Say you've got a great piece of footage but the client asks you to resize it/zoom it in the frame a bit, add some film-style color timing effects to the whole thing, and then fly some motion graphics or titles in. It's tempting to do all these things in one composition the quick-and-dirty way, but when client reviews and revisions come in, you may find yourself duplicating your work quickly.

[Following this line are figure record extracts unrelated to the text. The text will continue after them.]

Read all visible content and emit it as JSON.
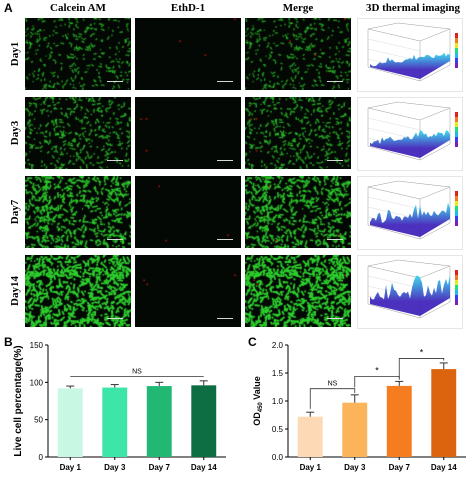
{
  "panel_a": {
    "label": "A",
    "columns": [
      "Calcein AM",
      "EthD-1",
      "Merge",
      "3D thermal imaging"
    ],
    "rows": [
      "Day1",
      "Day3",
      "Day7",
      "Day14"
    ],
    "green_density": [
      0.35,
      0.45,
      0.75,
      1.0
    ],
    "thermal_peak": [
      0.25,
      0.3,
      0.45,
      0.75
    ],
    "colors": {
      "live": "#2ed12e",
      "dead": "#c81414",
      "thermal_low": "#3d1fb8",
      "thermal_high": "#2fe0f0"
    }
  },
  "chart_data": [
    {
      "panel": "B",
      "type": "bar",
      "categories": [
        "Day 1",
        "Day 3",
        "Day 7",
        "Day 14"
      ],
      "values": [
        92,
        93,
        95,
        96
      ],
      "errors": [
        3,
        4,
        5,
        6
      ],
      "colors": [
        "#c8f7e4",
        "#3de6a8",
        "#22b873",
        "#0e6e43"
      ],
      "title": "",
      "xlabel": "",
      "ylabel": "Live cell percentage(%)",
      "ylim": [
        0,
        150
      ],
      "yticks": [
        "0",
        "50",
        "100",
        "150"
      ],
      "annotations": [
        "NS"
      ]
    },
    {
      "panel": "C",
      "type": "bar",
      "categories": [
        "Day 1",
        "Day 3",
        "Day 7",
        "Day 14"
      ],
      "values": [
        0.72,
        0.97,
        1.27,
        1.57
      ],
      "errors": [
        0.08,
        0.14,
        0.08,
        0.11
      ],
      "colors": [
        "#fdd9b5",
        "#fbb45a",
        "#f57c1f",
        "#dd640e"
      ],
      "title": "",
      "xlabel": "",
      "ylabel_parts": [
        "OD",
        "450",
        " Value"
      ],
      "ylim": [
        0,
        2.0
      ],
      "yticks": [
        "0.0",
        "0.5",
        "1.0",
        "1.5",
        "2.0"
      ],
      "annotations": [
        "NS",
        "*",
        "*"
      ]
    }
  ]
}
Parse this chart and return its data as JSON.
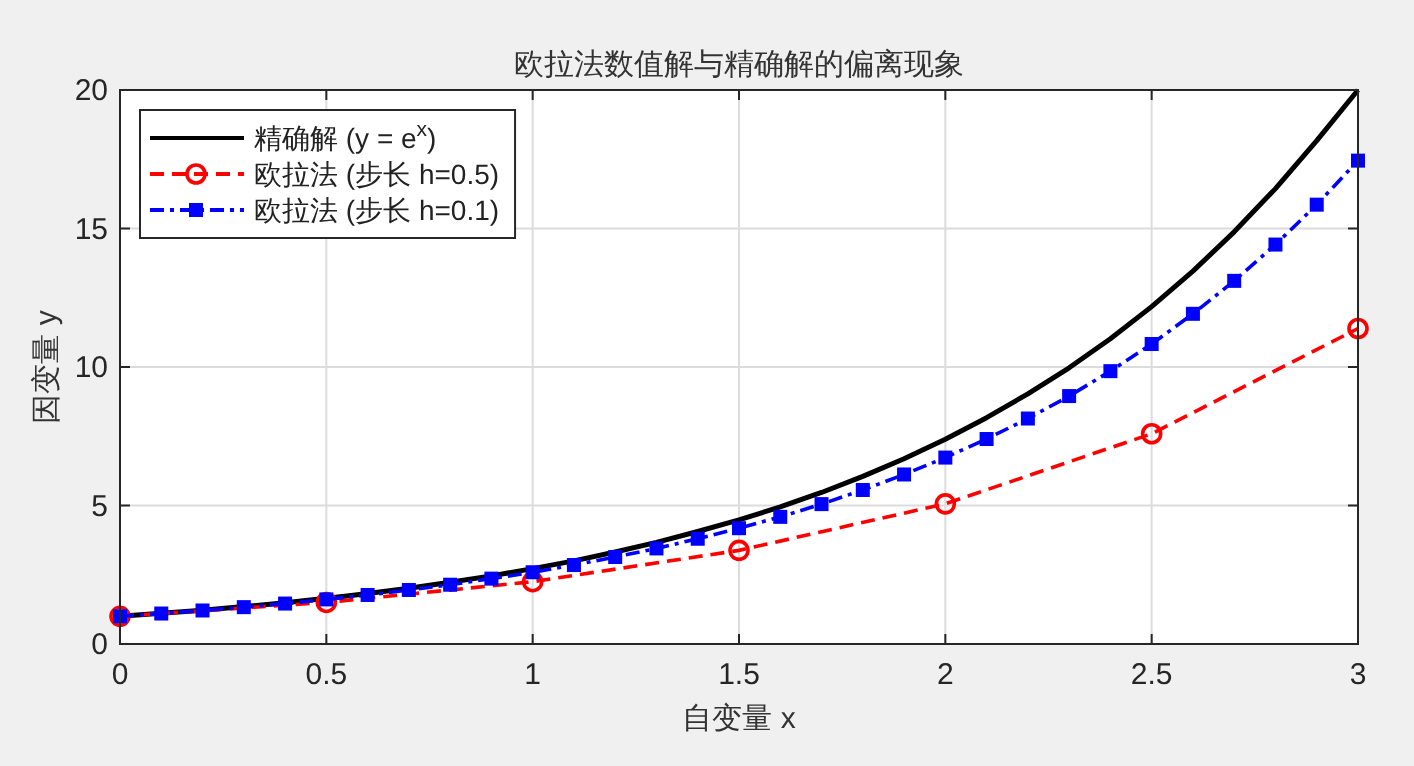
{
  "chart_data": {
    "type": "line",
    "title": "欧拉法数值解与精确解的偏离现象",
    "xlabel": "自变量 x",
    "ylabel": "因变量 y",
    "xlim": [
      0,
      3
    ],
    "ylim": [
      0,
      20
    ],
    "xticks": [
      0,
      0.5,
      1,
      1.5,
      2,
      2.5,
      3
    ],
    "yticks": [
      0,
      5,
      10,
      15,
      20
    ],
    "grid": true,
    "legend": "top left",
    "series": [
      {
        "name": "精确解 (y = e$^{x}$)",
        "color": "#000000",
        "line_style": "solid",
        "marker": "none",
        "x": [
          0,
          0.1,
          0.2,
          0.3,
          0.4,
          0.55,
          0.6,
          0.7,
          0.8,
          0.9,
          1,
          1.1,
          1.2,
          1.3,
          1.4,
          1.5,
          1.6,
          1.7,
          1.8,
          1.9,
          2,
          2.1,
          2.2,
          2.3,
          2.4,
          2.5,
          2.6,
          2.7,
          2.8,
          2.9,
          3
        ],
        "values": [
          1,
          1.11,
          1.22,
          1.35,
          1.49,
          1.73,
          1.82,
          2.01,
          2.23,
          2.46,
          2.72,
          3.0,
          3.32,
          3.67,
          4.06,
          4.48,
          4.95,
          5.47,
          6.05,
          6.69,
          7.39,
          8.17,
          9.03,
          9.97,
          11.02,
          12.18,
          13.46,
          14.88,
          16.44,
          18.17,
          20.0
        ]
      },
      {
        "name": "欧拉法 (步长 h=0.5)",
        "color": "#ff0000",
        "line_style": "dashed",
        "marker": "circle",
        "x": [
          0,
          0.5,
          1,
          1.5,
          2,
          2.5,
          3
        ],
        "values": [
          1,
          1.5,
          2.25,
          3.38,
          5.06,
          7.59,
          11.39
        ]
      },
      {
        "name": "欧拉法 (步长 h=0.1)",
        "color": "#0000ff",
        "line_style": "dashdot",
        "marker": "square",
        "x": [
          0,
          0.1,
          0.2,
          0.3,
          0.4,
          0.5,
          0.6,
          0.7,
          0.8,
          0.9,
          1,
          1.1,
          1.2,
          1.3,
          1.4,
          1.5,
          1.6,
          1.7,
          1.8,
          1.9,
          2,
          2.1,
          2.2,
          2.3,
          2.4,
          2.5,
          2.6,
          2.7,
          2.8,
          2.9,
          3
        ],
        "values": [
          1,
          1.1,
          1.21,
          1.33,
          1.46,
          1.61,
          1.77,
          1.95,
          2.14,
          2.36,
          2.59,
          2.85,
          3.14,
          3.45,
          3.8,
          4.18,
          4.59,
          5.05,
          5.56,
          6.12,
          6.73,
          7.4,
          8.14,
          8.95,
          9.85,
          10.83,
          11.92,
          13.11,
          14.42,
          15.86,
          17.45
        ]
      }
    ]
  }
}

Nesting compositions together and isolating steps in your video processing is how you maintain your sanity:

  1. Create a new comp for the resizing/zooming, and name it 01 - Reframing. Resize your footage and reposition it in this comp as needed.
  2. Create another new comp and name it 02 - Color Timing and then drag in the 01 - Reframing comp. Add your color effects directly in this comp.
  3. Create another new comp named 03 - Animation and drag 02 - Color Timing into that comp. Add your title animation and motion graphics into this comp, which, thanks to this structure, reflects all the changes you made in the first two comps.

Now this all seems pretty straightforward and obvious, but how is this helping you save any time? Say you need to proof the resizing to the client—they're very finicky about the composition of the shot—but don't have time to render all the complex color shifts and animation. Just render out comp 01 – Resizing and save time for everyone involved.

Perhaps your client loved the framing and motion graphics but wanted a slightly different color treatment. Go back to comp 02 - Color Timing, make the changes, and render it out without the extra animation on top. When you're done, just render comp 03 – Animation; After Effects will perform all those subsequent steps for you too. Your comps aren't cluttered with extraneous layers and stacks of effects to scroll through, and you can isolate any previous step in your processing quickly by just opening the right comp.

Now three quick tweaks may not seem worth the effort of nesting them, but say you're also keying out a green screen, doing primary and secondary color timing, rendering custom fades and burns, compositing some 3D rendered plates, and so on. As you get more complex with your video processing, following this nested comp methodology ensures that your projects always make sense and gives you the most flexibility for downstream changes.

I hope these little tips help in your next video project and, more importantly, inspire you to dust off that DV camera and start shooting video yourself.